Он бережно отстранил девочку и опустил руки по швам.

— Мы, ваше степенство, можно сказать, двор осматриваем… С Михайловской улицы из пивной видели, как тут человек к бельгийцу во двор заскочил… А окромя как через наш двор ему выскочить негде…

— Какой человек? — отрывисто спросил Геник.

— Из тюрьмы сбежал, барин, бунтарь. Вся полиция на ногах. В городового стрелял, прямо в живот угодил…

Геник поднялся во весь рост, строгий и величественный.

— Степан! — начал он медленно и внушительно, смотря дворнику прямо в глаза, — стоит мне сказать одно слово — и ты будешь немедленно уволен! Помогать охране порядка — твоя прямая обязанность! В то время, как вот они, — он указал взглядом на городовых, — не жалея жизни исполняют свой долг — ты сидишь в пивной и, разинув рот, ловишь мух! Очень хорошо!

— Господи! Ужли ж я… ведь на один секунд! Ежели в этакую-то жару выпьешь единую кружку, так уж и не знаю что… Эх, барин!

Степан обиженно вздохнул и умолк.

— Иди, я не держу тебя. Впрочем — погоди. Позови извозчика — ряди в дворянское собрание…

— Хорошо-с, — сказал угрюмо Степан, надевая картуз.

Он немного потоптался на месте, и все трое удалились, переговариваясь вполголоса. Оля робко подошла к Генику и тихо сказала:

— Какой ты сердитый! А ты на меня будешь кричать?

— Нет…

— Они кого ищут? Мазурика? Да?

— Да…

— Он какой — голый?

— Да…

Геник стоял во весь рост, затаив дыхание, сжав кулаки и, как окаменелый, глядя в сторону ушедших. Когда шум шагов затих, он в изнеможении почти упал на скамью и разразился нервным, рыдающим смехом…
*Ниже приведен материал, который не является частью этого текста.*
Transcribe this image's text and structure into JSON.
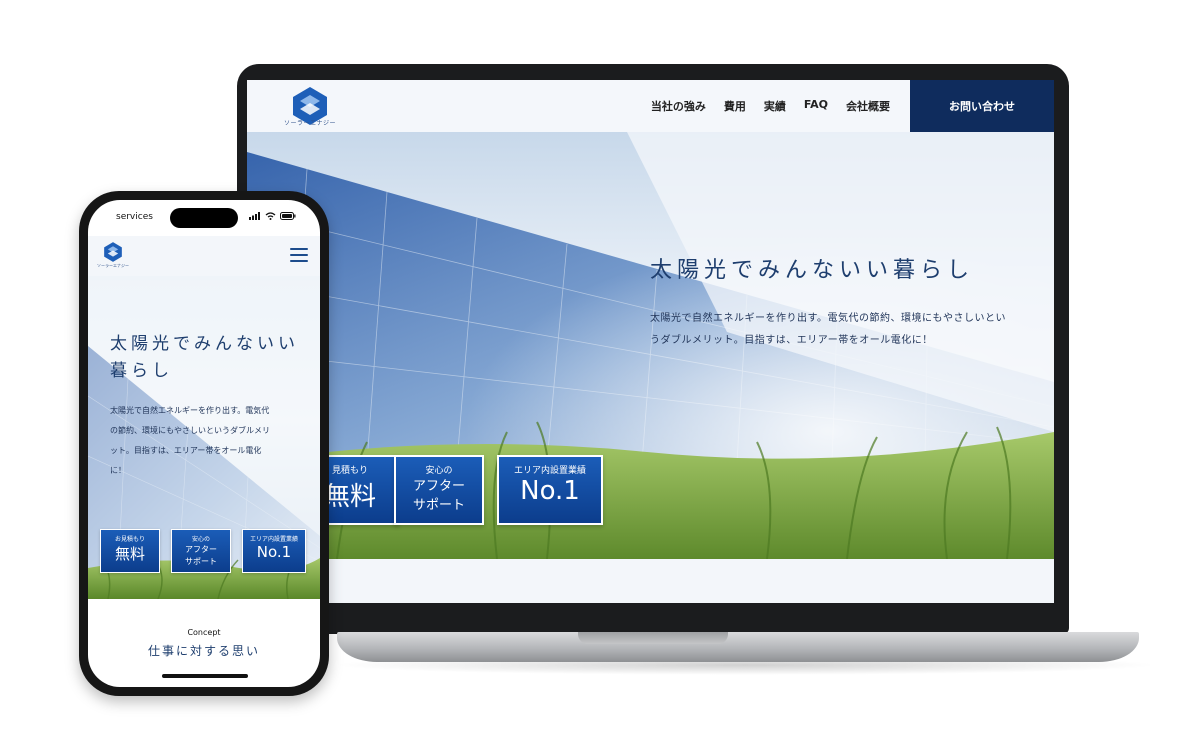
{
  "brand": {
    "name": "ソーラーエナジー",
    "primary_color": "#1e5fb8",
    "dark_color": "#0f2c5d"
  },
  "desktop": {
    "nav": [
      "当社の強み",
      "費用",
      "実績",
      "FAQ",
      "会社概要"
    ],
    "contact_label": "お問い合わせ",
    "hero_title": "太陽光でみんないい暮らし",
    "hero_desc_line1": "太陽光で自然エネルギーを作り出す。電気代の節約、環境にもやさしいとい",
    "hero_desc_line2": "うダブルメリット。目指すは、エリアー帯をオール電化に！",
    "badges": [
      {
        "small": "見積もり",
        "big": "無料"
      },
      {
        "small": "安心の",
        "mid": [
          "アフター",
          "サポート"
        ]
      },
      {
        "small": "エリア内設置業績",
        "big": "No.1"
      }
    ]
  },
  "mobile": {
    "status_left": "services",
    "hero_title_line1": "太陽光でみんないい",
    "hero_title_line2": "暮らし",
    "hero_desc_lines": [
      "太陽光で自然エネルギーを作り出す。電気代",
      "の節約、環境にもやさしいというダブルメリ",
      "ット。目指すは、エリアー帯をオール電化",
      "に！"
    ],
    "badges": [
      {
        "small": "お見積もり",
        "big": "無料"
      },
      {
        "small": "安心の",
        "mid": [
          "アフター",
          "サポート"
        ]
      },
      {
        "small": "エリア内設置業績",
        "big": "No.1"
      }
    ],
    "concept_label": "Concept",
    "concept_title": "仕事に対する思い"
  }
}
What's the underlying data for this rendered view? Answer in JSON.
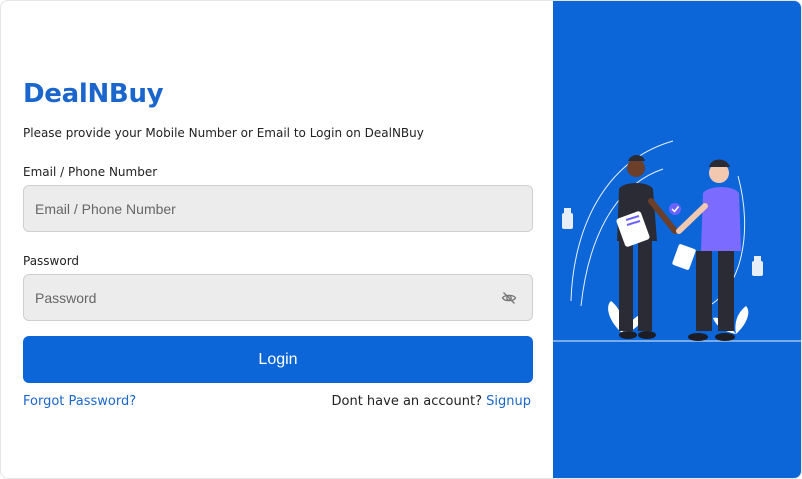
{
  "brand": {
    "name": "DealNBuy"
  },
  "form": {
    "subtitle": "Please provide your Mobile Number or Email to Login on DealNBuy",
    "email_label": "Email / Phone Number",
    "email_placeholder": "Email / Phone Number",
    "password_label": "Password",
    "password_placeholder": "Password",
    "login_button": "Login",
    "forgot_link": "Forgot Password?",
    "signup_prompt": "Dont have an account?",
    "signup_link": "Signup"
  },
  "icons": {
    "password_toggle": "eye-slash-icon",
    "illustration": "handshake-illustration"
  },
  "colors": {
    "brand": "#1a66cc",
    "primary_button": "#0c66d8",
    "panel": "#0c66d8",
    "input_bg": "#ececec"
  }
}
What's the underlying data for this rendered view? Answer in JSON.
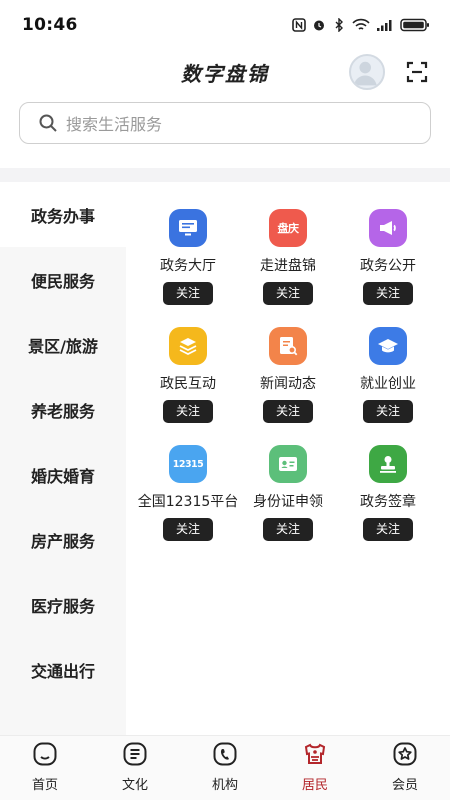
{
  "status_bar": {
    "time": "10:46"
  },
  "header": {
    "title": "数字盘锦"
  },
  "search": {
    "placeholder": "搜索生活服务"
  },
  "sidebar": {
    "items": [
      {
        "label": "政务办事",
        "active": true
      },
      {
        "label": "便民服务",
        "active": false
      },
      {
        "label": "景区/旅游",
        "active": false
      },
      {
        "label": "养老服务",
        "active": false
      },
      {
        "label": "婚庆婚育",
        "active": false
      },
      {
        "label": "房产服务",
        "active": false
      },
      {
        "label": "医疗服务",
        "active": false
      },
      {
        "label": "交通出行",
        "active": false
      }
    ]
  },
  "services": {
    "follow_label": "关注",
    "items": [
      {
        "label": "政务大厅",
        "icon": "monitor-icon",
        "color": "#3a73e0"
      },
      {
        "label": "走进盘锦",
        "icon": "city-badge-icon",
        "icon_text": "盘庆",
        "color": "#ef5a4d"
      },
      {
        "label": "政务公开",
        "icon": "megaphone-icon",
        "color": "#b565e8"
      },
      {
        "label": "政民互动",
        "icon": "layers-icon",
        "color": "#f5b81c"
      },
      {
        "label": "新闻动态",
        "icon": "news-search-icon",
        "color": "#f3844a"
      },
      {
        "label": "就业创业",
        "icon": "graduation-cap-icon",
        "color": "#3d7be6"
      },
      {
        "label": "全国12315平台",
        "icon": "hotline-12315-icon",
        "icon_text": "12315",
        "color": "#4aa5f0"
      },
      {
        "label": "身份证申领",
        "icon": "id-card-icon",
        "color": "#5cbf7a"
      },
      {
        "label": "政务签章",
        "icon": "stamp-icon",
        "color": "#3ea844"
      }
    ]
  },
  "tabbar": {
    "items": [
      {
        "label": "首页",
        "icon": "home-icon",
        "active": false
      },
      {
        "label": "文化",
        "icon": "culture-icon",
        "active": false
      },
      {
        "label": "机构",
        "icon": "institution-icon",
        "active": false
      },
      {
        "label": "居民",
        "icon": "resident-icon",
        "active": true
      },
      {
        "label": "会员",
        "icon": "member-icon",
        "active": false
      }
    ],
    "active_color": "#b3262b"
  }
}
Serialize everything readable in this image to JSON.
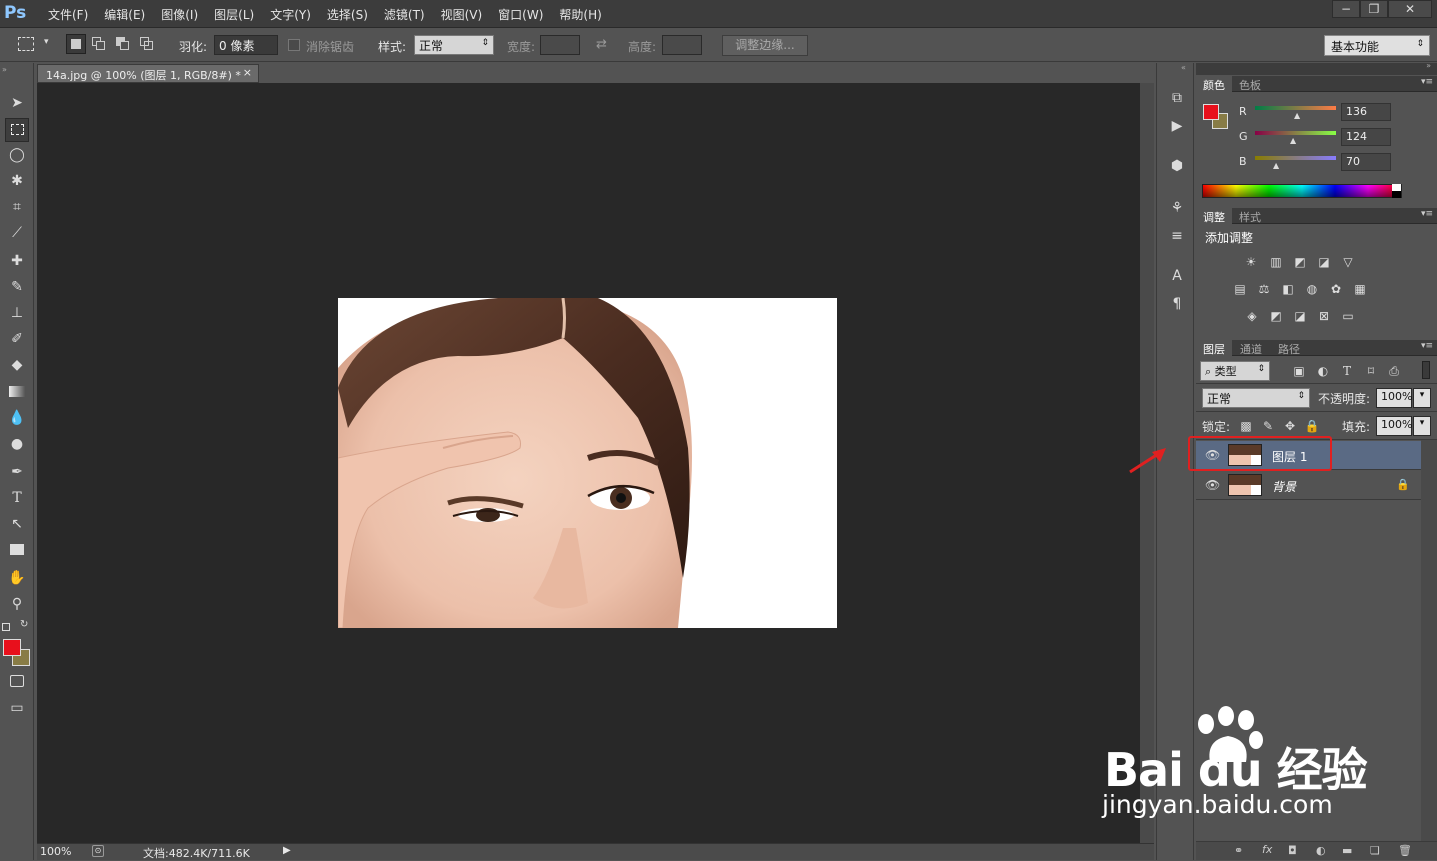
{
  "app": {
    "logo": "Ps"
  },
  "menu": [
    "文件(F)",
    "编辑(E)",
    "图像(I)",
    "图层(L)",
    "文字(Y)",
    "选择(S)",
    "滤镜(T)",
    "视图(V)",
    "窗口(W)",
    "帮助(H)"
  ],
  "window_buttons": [
    "−",
    "❐",
    "✕"
  ],
  "options": {
    "feather_label": "羽化:",
    "feather_value": "0 像素",
    "antialias_label": "消除锯齿",
    "style_label": "样式:",
    "style_value": "正常",
    "width_label": "宽度:",
    "height_label": "高度:",
    "refine_label": "调整边缘...",
    "workspace": "基本功能"
  },
  "document": {
    "tab_title": "14a.jpg @ 100% (图层 1, RGB/8#) *",
    "close": "×"
  },
  "status": {
    "zoom": "100%",
    "doc_info": "文档:482.4K/711.6K"
  },
  "color_panel": {
    "tabs": [
      "颜色",
      "色板"
    ],
    "r_label": "R",
    "g_label": "G",
    "b_label": "B",
    "r": "136",
    "g": "124",
    "b": "70",
    "fg": "#e8101c",
    "bg": "#887c46"
  },
  "adjust_panel": {
    "tabs": [
      "调整",
      "样式"
    ],
    "title": "添加调整"
  },
  "layers_panel": {
    "tabs": [
      "图层",
      "通道",
      "路径"
    ],
    "filter_label": "类型",
    "blend_mode": "正常",
    "opacity_label": "不透明度:",
    "opacity": "100%",
    "lock_label": "锁定:",
    "fill_label": "填充:",
    "fill": "100%",
    "layers": [
      {
        "name": "图层 1",
        "selected": true
      },
      {
        "name": "背景",
        "selected": false
      }
    ]
  },
  "watermark": {
    "brand": "Bai du 经验",
    "url": "jingyan.baidu.com"
  },
  "accent": {
    "highlight": "#e02020",
    "selection": "#5a6a84"
  }
}
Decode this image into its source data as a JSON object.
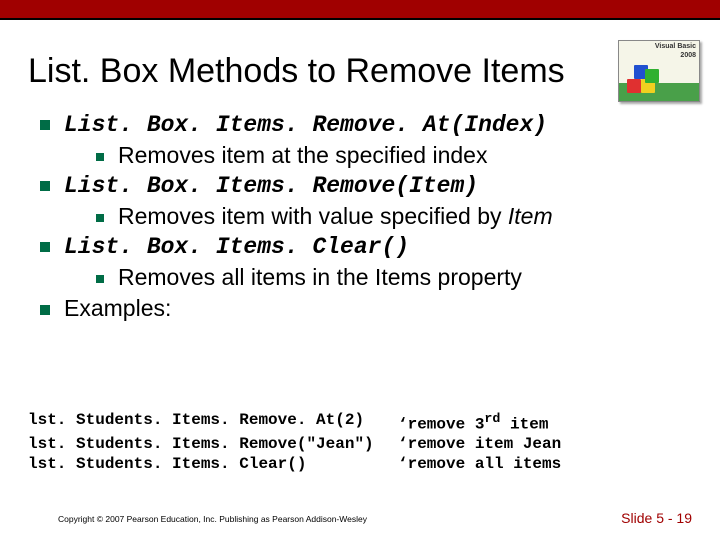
{
  "title": "List. Box Methods to Remove Items",
  "logo": {
    "line1": "Visual Basic",
    "line2": "2008"
  },
  "bullets": {
    "b1": "List. Box. Items. Remove. At(Index)",
    "b1a": "Removes item at the specified index",
    "b2": "List. Box. Items. Remove(Item)",
    "b2a_pre": "Removes item with value specified by ",
    "b2a_em": "Item",
    "b3": "List. Box. Items. Clear()",
    "b3a": "Removes all items in the Items property",
    "b4": "Examples:"
  },
  "examples": [
    {
      "code": "lst. Students. Items. Remove. At(2)",
      "comment": "‘remove 3",
      "sup": "rd",
      "comment2": " item"
    },
    {
      "code": "lst. Students. Items. Remove(\"Jean\")",
      "comment": "‘remove item Jean",
      "sup": "",
      "comment2": ""
    },
    {
      "code": "lst. Students. Items. Clear()",
      "comment": "‘remove all items",
      "sup": "",
      "comment2": ""
    }
  ],
  "footer": {
    "copyright": "Copyright © 2007 Pearson Education, Inc. Publishing as Pearson Addison-Wesley",
    "slide": "Slide 5 - 19"
  }
}
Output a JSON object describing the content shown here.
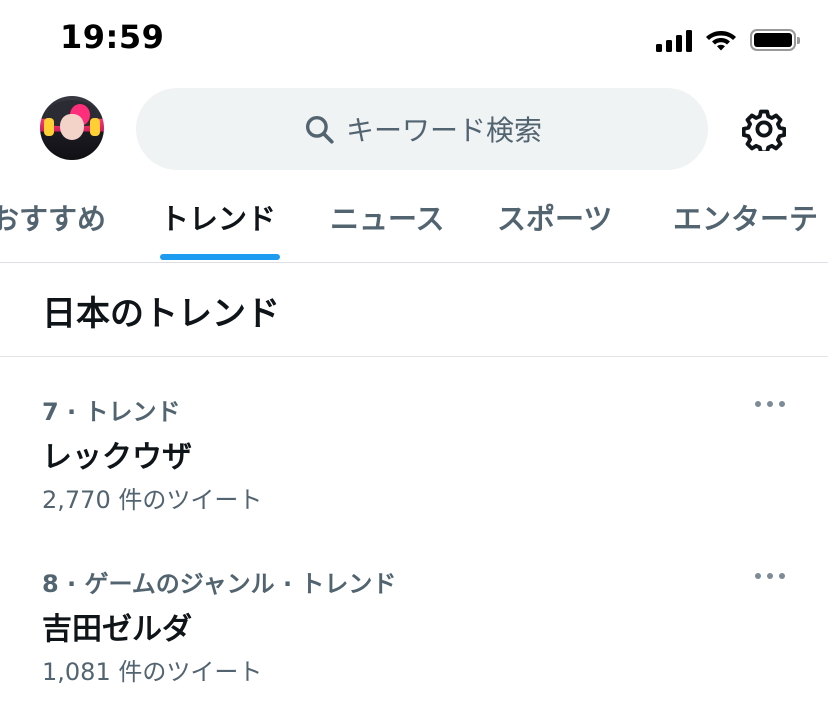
{
  "status_bar": {
    "time": "19:59"
  },
  "header": {
    "search": {
      "placeholder": "キーワード検索",
      "icon": "search-icon"
    },
    "settings_icon": "gear-icon"
  },
  "tabs": [
    {
      "label": "おすすめ",
      "active": false
    },
    {
      "label": "トレンド",
      "active": true
    },
    {
      "label": "ニュース",
      "active": false
    },
    {
      "label": "スポーツ",
      "active": false
    },
    {
      "label": "エンターテ",
      "active": false
    }
  ],
  "section": {
    "title": "日本のトレンド"
  },
  "trends": [
    {
      "meta": "7 · トレンド",
      "name": "レックウザ",
      "count": "2,770 件のツイート"
    },
    {
      "meta": "8 · ゲームのジャンル · トレンド",
      "name": "吉田ゼルダ",
      "count": "1,081 件のツイート"
    }
  ],
  "colors": {
    "accent": "#1d9bf0",
    "text_primary": "#0f1419",
    "text_secondary": "#536471",
    "search_bg": "#eff3f4"
  }
}
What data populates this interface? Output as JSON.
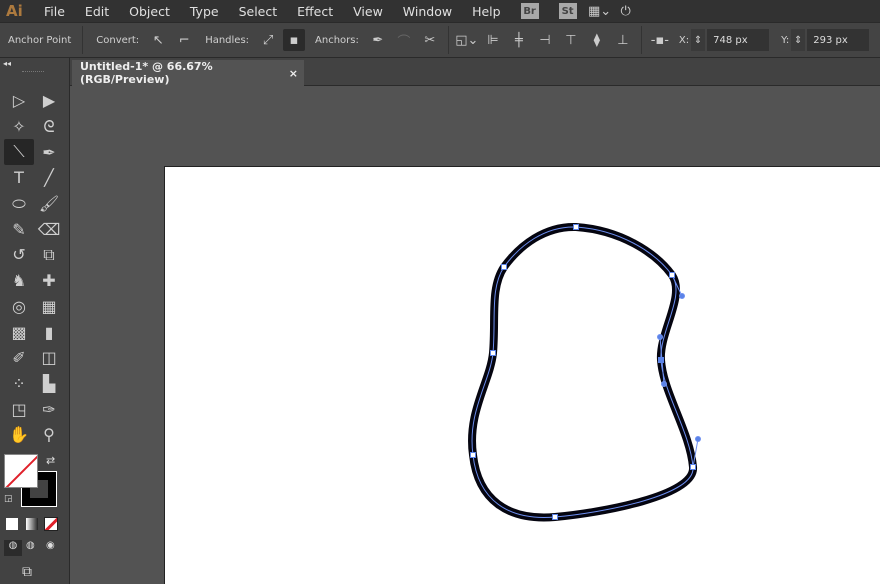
{
  "app": {
    "logo": "Ai",
    "menus": [
      "File",
      "Edit",
      "Object",
      "Type",
      "Select",
      "Effect",
      "View",
      "Window",
      "Help"
    ],
    "bridge": "Br",
    "stock": "St"
  },
  "control": {
    "tool_label": "Anchor Point",
    "convert_label": "Convert:",
    "handles_label": "Handles:",
    "anchors_label": "Anchors:",
    "x_label": "X:",
    "x_value": "748 px",
    "y_label": "Y:",
    "y_value": "293 px"
  },
  "tab": {
    "title": "Untitled-1* @ 66.67% (RGB/Preview)",
    "close": "×"
  },
  "tools": [
    {
      "name": "selection-tool",
      "glyph": "▷"
    },
    {
      "name": "direct-selection-tool",
      "glyph": "▶"
    },
    {
      "name": "magic-wand-tool",
      "glyph": "✧"
    },
    {
      "name": "lasso-tool",
      "glyph": "ᘓ"
    },
    {
      "name": "anchor-point-tool",
      "glyph": "⟍",
      "active": true
    },
    {
      "name": "pen-tool",
      "glyph": "✒"
    },
    {
      "name": "type-tool",
      "glyph": "T"
    },
    {
      "name": "line-tool",
      "glyph": "╱"
    },
    {
      "name": "ellipse-tool",
      "glyph": "⬭"
    },
    {
      "name": "paintbrush-tool",
      "glyph": "🖌"
    },
    {
      "name": "blob-brush-tool",
      "glyph": "✎"
    },
    {
      "name": "eraser-tool",
      "glyph": "⌫"
    },
    {
      "name": "rotate-tool",
      "glyph": "↺"
    },
    {
      "name": "scale-tool",
      "glyph": "⧉"
    },
    {
      "name": "puppet-warp-tool",
      "glyph": "♞"
    },
    {
      "name": "pin-tool",
      "glyph": "✚"
    },
    {
      "name": "shape-builder-tool",
      "glyph": "◎"
    },
    {
      "name": "perspective-grid-tool",
      "glyph": "▦"
    },
    {
      "name": "mesh-tool",
      "glyph": "▩"
    },
    {
      "name": "gradient-tool",
      "glyph": "▮"
    },
    {
      "name": "eyedropper-tool",
      "glyph": "✐"
    },
    {
      "name": "blend-tool",
      "glyph": "◫"
    },
    {
      "name": "symbol-sprayer-tool",
      "glyph": "⁘"
    },
    {
      "name": "column-graph-tool",
      "glyph": "▙"
    },
    {
      "name": "artboard-tool",
      "glyph": "◳"
    },
    {
      "name": "slice-tool",
      "glyph": "✑"
    },
    {
      "name": "hand-tool",
      "glyph": "✋"
    },
    {
      "name": "zoom-tool",
      "glyph": "⚲"
    }
  ],
  "colors": {
    "fill": "none",
    "stroke": "#000000",
    "path_highlight": "#4f7fe8",
    "canvas": "#535353"
  }
}
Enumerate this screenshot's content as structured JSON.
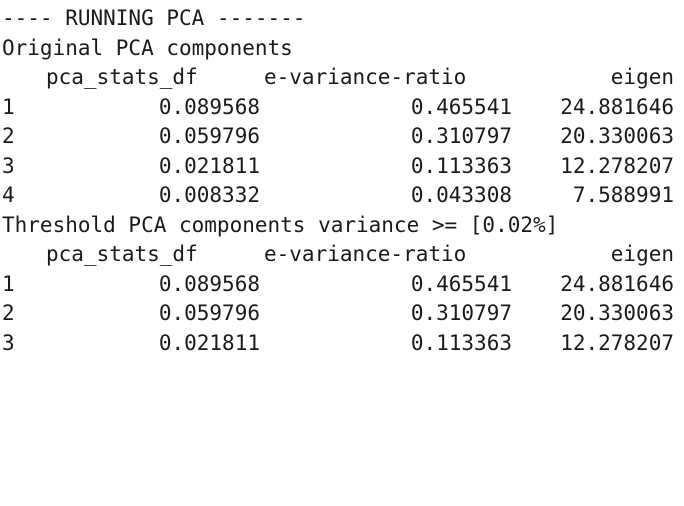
{
  "console": {
    "banner": "---- RUNNING PCA -------",
    "sections": [
      {
        "title": "Original PCA components",
        "headers": [
          "pca_stats_df",
          "e-variance-ratio",
          "eigen"
        ],
        "rows": [
          {
            "idx": "1",
            "stats": "0.089568",
            "ratio": "0.465541",
            "eigen": "24.881646"
          },
          {
            "idx": "2",
            "stats": "0.059796",
            "ratio": "0.310797",
            "eigen": "20.330063"
          },
          {
            "idx": "3",
            "stats": "0.021811",
            "ratio": "0.113363",
            "eigen": "12.278207"
          },
          {
            "idx": "4",
            "stats": "0.008332",
            "ratio": "0.043308",
            "eigen": "7.588991"
          }
        ]
      },
      {
        "title": "Threshold PCA components variance >= [0.02%]",
        "headers": [
          "pca_stats_df",
          "e-variance-ratio",
          "eigen"
        ],
        "rows": [
          {
            "idx": "1",
            "stats": "0.089568",
            "ratio": "0.465541",
            "eigen": "24.881646"
          },
          {
            "idx": "2",
            "stats": "0.059796",
            "ratio": "0.310797",
            "eigen": "20.330063"
          },
          {
            "idx": "3",
            "stats": "0.021811",
            "ratio": "0.113363",
            "eigen": "12.278207"
          }
        ]
      }
    ]
  }
}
Испуганная девочка кинулась к нему и, напрягая все силы, сама готовая заплакать, старалась поднять его голову, опущенную на вздрагивающие руки.

— Сережа, не плачь! Сережа — я обманула тебя! Я буду тебя любить…

Громадным усилием воли Геник поднял голову и взглянул на девочку. Ее испуганные глазки беспомощно смотрели на него, пальчики трясли изо всех сил большую, загорелую руку. Вдруг Геник скорчил потешную гримасу, и Оля звонко расхохоталась.

— Ты — смешной! — заявила она. — Как клоун!

На другом конце двора послышалось дребезжание извозчичьего экипажа. Геник встал.

— Прощай, Оля! — сказал он, поправляя галстук. — Я приеду к обеду и привезу тебе железную дорогу.

— И лошадку?

— И лошадку?

— Да, и лошадку. А потом мы поедем в Италию!..

— Вот как хорошо! — засмеялась девочка, идя рядом с ним. — Ты, ведь, до-о-бренький! Я с тобой всегда буду ездить!

Аллея кончалась, и перед ними блеснул чисто выметенный, мощеный двор. У роскошного крыльца ожидал извозчичий фаэтон. Подойдя к экипажу, Геник нагнулся и поцеловал пушистую, русую головку.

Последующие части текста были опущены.